馬でしばらく行くと、何かが鼻息を吐きながら後ろを追いかけてくるのが聞こえたので、振り返ると、大きな黒い獣がいた。獣はバラを譲る代わりに美しい娘を妻として自分によこすように言った。男は、どうせ娘を貰いに来ないだろう、と考え申し出を受け入れた。

一週間して娘たちが食卓についていると黒い獣が娘をさらいに来た、娘は泣きだしたが一緒に行かないわけにはいかなかった。城の中は美しく、娘は獣と一緒に暮らしていくうちに獣に心惹かれるようになり、そして本当に好きになった。あるとき家族のことが不安になった娘は一週間で帰ってくることを約束して家に帰った。

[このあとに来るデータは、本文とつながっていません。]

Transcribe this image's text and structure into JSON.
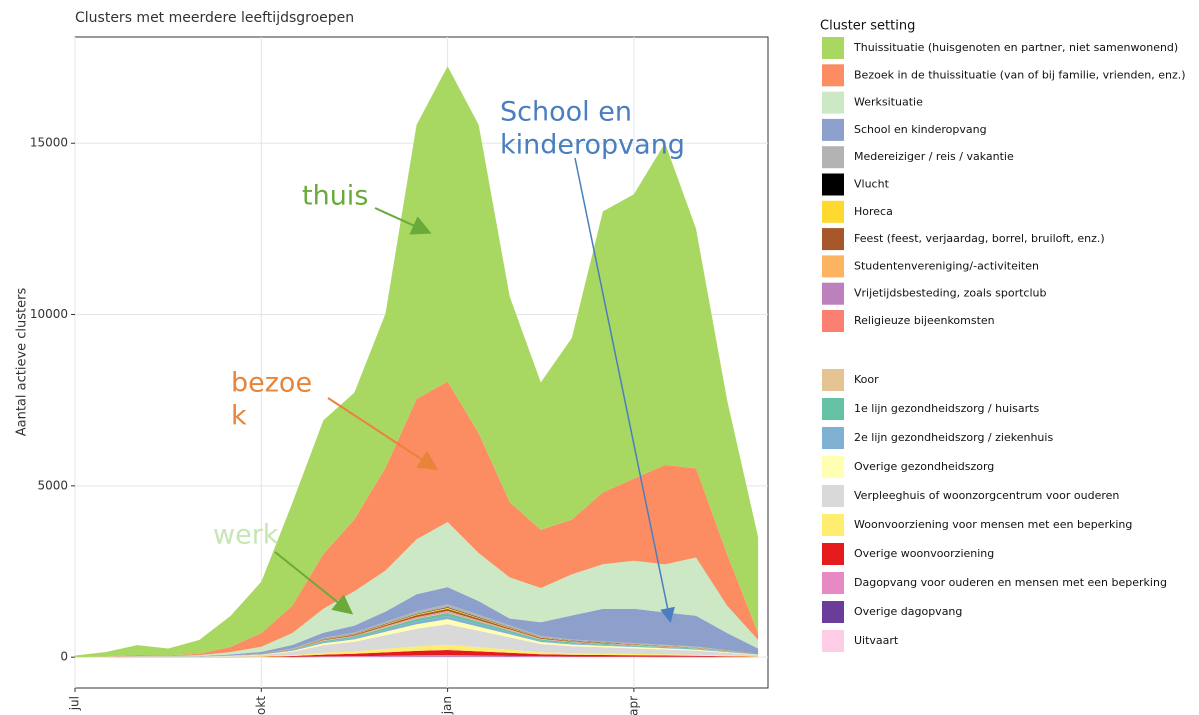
{
  "chart_data": {
    "type": "area",
    "title": "Clusters met meerdere leeftijdsgroepen",
    "y_label": "Aantal actieve clusters",
    "legend_title": "Cluster setting",
    "categories": [
      "jul",
      null,
      null,
      null,
      null,
      null,
      "okt",
      null,
      null,
      null,
      null,
      null,
      "jan",
      null,
      null,
      null,
      null,
      null,
      "apr",
      null,
      null,
      null,
      null
    ],
    "ylim": [
      -900,
      18100
    ],
    "yticks": [
      0,
      5000,
      10000,
      15000
    ],
    "grid": true,
    "stacked": true,
    "annotations": [
      [
        "thuis"
      ],
      [
        "bezoe",
        "k"
      ],
      [
        "werk"
      ],
      [
        "School en",
        "kinderopvang"
      ]
    ],
    "series": [
      {
        "name": "Thuissituatie (huisgenoten en partner, niet samenwonend)",
        "color": "#a9d862",
        "values": [
          50,
          130,
          290,
          200,
          400,
          900,
          1500,
          3000,
          3900,
          3700,
          4500,
          8000,
          9200,
          9000,
          6000,
          4300,
          5300,
          8200,
          8300,
          9400,
          7000,
          4500,
          2800
        ]
      },
      {
        "name": "Bezoek in de thuissituatie (van of bij familie, vrienden, enz.)",
        "color": "#fc8d62",
        "values": [
          0,
          10,
          30,
          20,
          40,
          150,
          400,
          800,
          1600,
          2100,
          3000,
          4100,
          4100,
          3500,
          2200,
          1700,
          1600,
          2100,
          2400,
          2900,
          2600,
          1500,
          200
        ]
      },
      {
        "name": "Werksituatie",
        "color": "#cce8c4",
        "values": [
          0,
          5,
          15,
          15,
          30,
          70,
          150,
          350,
          700,
          1000,
          1200,
          1600,
          1900,
          1400,
          1200,
          1000,
          1200,
          1300,
          1400,
          1400,
          1700,
          800,
          250
        ]
      },
      {
        "name": "School en kinderopvang",
        "color": "#8da0cb",
        "values": [
          0,
          0,
          5,
          5,
          10,
          30,
          50,
          100,
          150,
          200,
          300,
          500,
          500,
          400,
          200,
          400,
          700,
          950,
          1000,
          950,
          900,
          500,
          150
        ]
      },
      {
        "name": "Medereiziger / reis / vakantie",
        "color": "#b3b3b3",
        "values": [
          0,
          1,
          1,
          1,
          2,
          3,
          6,
          15,
          33,
          42,
          60,
          78,
          90,
          72,
          54,
          36,
          30,
          27,
          24,
          21,
          18,
          12,
          6
        ]
      },
      {
        "name": "Vlucht",
        "color": "#000000",
        "values": [
          0,
          0,
          0,
          0,
          0,
          0,
          1,
          2,
          5,
          7,
          10,
          13,
          15,
          12,
          9,
          6,
          5,
          4,
          4,
          3,
          3,
          2,
          1
        ]
      },
      {
        "name": "Horeca",
        "color": "#ffd92f",
        "values": [
          0,
          1,
          1,
          1,
          1,
          1,
          2,
          5,
          11,
          14,
          20,
          26,
          30,
          24,
          18,
          12,
          10,
          9,
          8,
          7,
          6,
          4,
          2
        ]
      },
      {
        "name": "Feest (feest, verjaardag, borrel, bruiloft, enz.)",
        "color": "#a65628",
        "values": [
          0,
          1,
          1,
          1,
          1,
          2,
          4,
          10,
          22,
          28,
          40,
          52,
          60,
          48,
          36,
          24,
          20,
          18,
          16,
          14,
          12,
          8,
          4
        ]
      },
      {
        "name": "Studentenvereniging/-activiteiten",
        "color": "#fdb462",
        "values": [
          0,
          0,
          0,
          0,
          0,
          0,
          1,
          2,
          5,
          7,
          10,
          13,
          15,
          12,
          9,
          6,
          5,
          4,
          4,
          3,
          3,
          2,
          1
        ]
      },
      {
        "name": "Vrijetijdsbesteding, zoals sportclub",
        "color": "#bc80bd",
        "values": [
          0,
          0,
          0,
          0,
          0,
          0,
          1,
          2,
          5,
          7,
          10,
          13,
          15,
          12,
          9,
          6,
          5,
          4,
          4,
          3,
          3,
          2,
          1
        ]
      },
      {
        "name": "Religieuze bijeenkomsten",
        "color": "#fb8072",
        "values": [
          0,
          0,
          0,
          0,
          0,
          0,
          1,
          2,
          5,
          7,
          10,
          13,
          15,
          12,
          9,
          6,
          5,
          4,
          4,
          3,
          3,
          2,
          1
        ]
      },
      {
        "name": "Koor",
        "color": "#e5c494",
        "values": [
          0,
          0,
          0,
          0,
          0,
          0,
          1,
          2,
          5,
          7,
          10,
          13,
          15,
          12,
          9,
          6,
          5,
          4,
          4,
          3,
          3,
          2,
          1
        ]
      },
      {
        "name": "1e lijn gezondheidszorg / huisarts",
        "color": "#66c2a5",
        "values": [
          0,
          0,
          1,
          1,
          1,
          3,
          6,
          15,
          33,
          42,
          60,
          78,
          90,
          72,
          54,
          36,
          30,
          27,
          24,
          21,
          18,
          12,
          6
        ]
      },
      {
        "name": "2e lijn gezondheidszorg / ziekenhuis",
        "color": "#80b1d3",
        "values": [
          0,
          0,
          1,
          1,
          1,
          3,
          6,
          15,
          33,
          42,
          60,
          78,
          90,
          72,
          54,
          36,
          30,
          27,
          24,
          21,
          18,
          12,
          6
        ]
      },
      {
        "name": "Overige gezondheidszorg",
        "color": "#ffffb3",
        "values": [
          0,
          0,
          1,
          1,
          2,
          5,
          10,
          25,
          55,
          70,
          100,
          130,
          150,
          120,
          90,
          60,
          50,
          45,
          40,
          35,
          30,
          20,
          10
        ]
      },
      {
        "name": "Verpleeghuis of woonzorgcentrum voor ouderen",
        "color": "#d9d9d9",
        "values": [
          0,
          2,
          4,
          4,
          8,
          20,
          40,
          100,
          220,
          280,
          400,
          520,
          600,
          480,
          360,
          240,
          200,
          180,
          160,
          140,
          120,
          80,
          40
        ]
      },
      {
        "name": "Woonvoorziening voor mensen met een beperking",
        "color": "#ffed6f",
        "values": [
          0,
          0,
          1,
          1,
          2,
          5,
          10,
          25,
          55,
          70,
          100,
          130,
          150,
          120,
          90,
          60,
          50,
          45,
          40,
          35,
          30,
          20,
          10
        ]
      },
      {
        "name": "Overige woonvoorziening",
        "color": "#e41a1c",
        "values": [
          0,
          0,
          1,
          1,
          2,
          5,
          10,
          25,
          55,
          70,
          100,
          130,
          150,
          120,
          90,
          60,
          50,
          45,
          40,
          35,
          30,
          20,
          10
        ]
      },
      {
        "name": "Dagopvang voor ouderen en mensen met een beperking",
        "color": "#e78ac3",
        "values": [
          0,
          0,
          0,
          0,
          0,
          1,
          2,
          5,
          11,
          14,
          20,
          26,
          30,
          24,
          18,
          12,
          10,
          9,
          8,
          7,
          6,
          4,
          2
        ]
      },
      {
        "name": "Overige dagopvang",
        "color": "#6a3d9a",
        "values": [
          0,
          0,
          0,
          0,
          0,
          0,
          1,
          2,
          5,
          7,
          10,
          13,
          15,
          12,
          9,
          6,
          5,
          4,
          4,
          3,
          3,
          2,
          1
        ]
      },
      {
        "name": "Uitvaart",
        "color": "#fccde5",
        "values": [
          0,
          0,
          0,
          0,
          0,
          0,
          1,
          2,
          5,
          7,
          10,
          13,
          15,
          12,
          9,
          6,
          5,
          4,
          4,
          3,
          3,
          2,
          1
        ]
      }
    ]
  }
}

家に帰ると父親が病気で倒れていた。父親は娘に再び会えたことを喜んだが、父親は持ち直すことなく死んでしまった。葬儀を終え、姉妹はお互いに慰めあい、娘が獣のことを思い出した時には一週間はとっくに過ぎていた。城に戻った時には城は黒い紗がかけられていた。獣の姿はどこにもなく娘は何倍も悲しくなった。あるとき庭にキャベツが一山積まれているのに気がつき、山をひっくり返すと黒い獣がキャベツの下に横たわって死んでいた。娘は素早く水を持ってきて獣に休みなくかけ続けた。すると、獣はすくっと立ち上がり、あっという間に美しい王子に姿を変えた。城の黒い紗ははがされ、ふたりはいつまでもいっしょに幸せに暮らした。